So, you know you’re ready to find a new pet. You’ve gone through the grief process and feel good about moving forward. That’s great! Here are some tips to make the transition to a new pet a bit easier.

Make sure it is your choice.

Friends and family often mean well when they urge you to get a new pet because they don’t want to see you sad. However, grieving is a process that is unique to each person. There is no set time limit. Don’t let anyone pressure you into a decision.

Don’t look for a “replacement”.

As pet owners, we know that there is truly no way that one pet could replace another. Each have their own personalities and silly quirks. If you think of your new pet as a replacement and they don’t act like the other one, you may find yourself disappointed or frustrated. Pets will pick up on this as they read people’s energy and it could affect them which is not fair. Shelters report that many of their returns are based on the family not feeling that it “was a good fit” or it “just didn’t work out” as code for they chose based on preconceived notions of a pet’s personality.

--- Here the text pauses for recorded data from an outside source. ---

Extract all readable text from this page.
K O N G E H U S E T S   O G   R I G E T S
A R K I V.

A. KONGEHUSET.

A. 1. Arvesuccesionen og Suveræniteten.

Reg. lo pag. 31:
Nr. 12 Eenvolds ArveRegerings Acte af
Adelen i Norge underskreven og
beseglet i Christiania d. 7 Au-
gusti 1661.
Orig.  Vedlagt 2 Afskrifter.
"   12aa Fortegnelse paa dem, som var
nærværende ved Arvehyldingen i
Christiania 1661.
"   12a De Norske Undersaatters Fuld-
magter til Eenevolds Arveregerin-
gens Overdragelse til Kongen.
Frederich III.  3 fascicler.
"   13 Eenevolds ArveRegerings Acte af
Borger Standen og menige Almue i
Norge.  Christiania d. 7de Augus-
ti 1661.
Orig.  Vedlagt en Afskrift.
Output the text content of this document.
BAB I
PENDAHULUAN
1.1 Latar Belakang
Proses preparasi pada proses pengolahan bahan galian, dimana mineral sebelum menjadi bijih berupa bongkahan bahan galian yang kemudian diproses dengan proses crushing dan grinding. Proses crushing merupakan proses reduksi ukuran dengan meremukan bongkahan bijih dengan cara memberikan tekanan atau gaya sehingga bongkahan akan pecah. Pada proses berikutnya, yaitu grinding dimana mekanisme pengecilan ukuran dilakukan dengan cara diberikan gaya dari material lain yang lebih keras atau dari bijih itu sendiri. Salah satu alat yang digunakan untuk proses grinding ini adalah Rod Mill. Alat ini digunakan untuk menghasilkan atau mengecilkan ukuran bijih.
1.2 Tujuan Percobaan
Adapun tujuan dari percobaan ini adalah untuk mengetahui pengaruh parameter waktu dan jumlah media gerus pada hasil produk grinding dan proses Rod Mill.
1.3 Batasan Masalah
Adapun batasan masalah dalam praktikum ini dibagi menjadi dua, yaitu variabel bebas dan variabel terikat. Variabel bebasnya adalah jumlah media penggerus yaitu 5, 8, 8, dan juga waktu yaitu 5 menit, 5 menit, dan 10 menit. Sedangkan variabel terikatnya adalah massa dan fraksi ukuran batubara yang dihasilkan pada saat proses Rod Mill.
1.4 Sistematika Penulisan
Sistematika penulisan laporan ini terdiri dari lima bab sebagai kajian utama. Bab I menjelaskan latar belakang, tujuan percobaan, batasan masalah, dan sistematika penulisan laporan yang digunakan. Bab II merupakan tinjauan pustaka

Consult with everyone in your household.

Make sure that everyone in the home is ready for a new pet. As stated before, everyone grieves in their own way. If your child doesn’t seem excited about the prospect of a new pet maybe give it more time. Have a household meeting and let everyone have a say before committing.

Consider your other pets.

Just as with family members, pets grieve as well. They need time to go through the process. Sometimes pet owners worry about them being lonely. They see them whining and looking for the lost pet and it breaks their heart. However, rushing to get a new companion for your pet might not be the right choice. Pay attention to your pet and let them show you when they are ready.

Consider an Alternative.

Maybe you’re ready to get a new pet and maybe you’re not. What about finding alternatives until you know for sure? Lots of local shelters take volunteers to walk dogs, be “pet cuddlers”, or help socialize cats. You’ll get that great feeling of helping while getting your fix of furry faces! And inevitably if you are working in a shelter, a certain animal will grab your attention and win your heart and it all becomes a win-win.

It’s never easy moving forward after losing a pet but if you do it the right way and at the right time, adding another member into your home will be as rich and loving as the time before.